My friend Myron Sugarman has had a varied career – by his own word “gangster,” helper of Simon Wiesenthal in tracking down Nazis in South America, author of a spellbinding book on his life, and tireless emailer every day to two thousand “blind copy” followers on issues confronting us. In expressing his views, timidity isn’t his shtik. To get on his list, just email charming@eclipse.net. That’s not a typo. By me, Myron’s a sheyner yid, but if he’s “charming” then Yitzhak Shamir was the King of Kuwait.
My friend Myron Sugarman wrote a book in which he called himself “a Jewish gangster.” He didn’t deal in narcotics or prey on the public. “Myron sold and operated slot machines, jukeboxes, cigarette machine, and anything else that accepted coins and entertained people in bars, nightclubs, and other hangouts around the world.” Malum prohibitum, not malum in se.

Myron inscribed to me the copy of his book that he sent me. I’m deeply appreciative.

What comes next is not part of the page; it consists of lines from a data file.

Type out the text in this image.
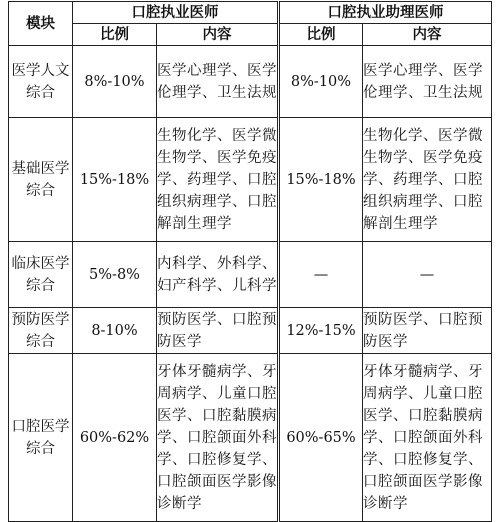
模块	口腔执业医师		口腔执业助理医师	
	比例	内容	比例	内容
医学人文综合	8%-10%	医学心理学、医学伦理学、卫生法规	8%-10%	医学心理学、医学伦理学、卫生法规
基础医学综合	15%-18%	生物化学、医学微生物学、医学免疫学、药理学、口腔组织病理学、口腔解剖生理学	15%-18%	生物化学、医学微生物学、医学免疫学、药理学、口腔组织病理学、口腔解剖生理学
临床医学综合	5%-8%	内科学、外科学、妇产科学、儿科学	—	—
预防医学综合	8-10%	预防医学、口腔预防医学	12%-15%	预防医学、口腔预防医学
口腔医学综合	60%-62%	牙体牙髓病学、牙周病学、儿童口腔医学、口腔黏膜病学、口腔颌面外科学、口腔修复学、口腔颌面医学影像诊断学	60%-65%	牙体牙髓病学、牙周病学、儿童口腔医学、口腔黏膜病学、口腔颌面外科学、口腔修复学、口腔颌面医学影像诊断学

In chapter 15 of his most readable book, in which not all the narrow escapes he lived were from the Feds, Myron recounts some of the work, at no small personal risk, he undertook in South America in consultation with and in aid of relentless Nazi-hunter Simon Wiesenthal. So Myron, now in his late eighties, had more than gangster Jewish connections in his long colorful career. His book, The Chronicles of the Last Jewish Gangster: From Meyer to Myron, makes quite a read.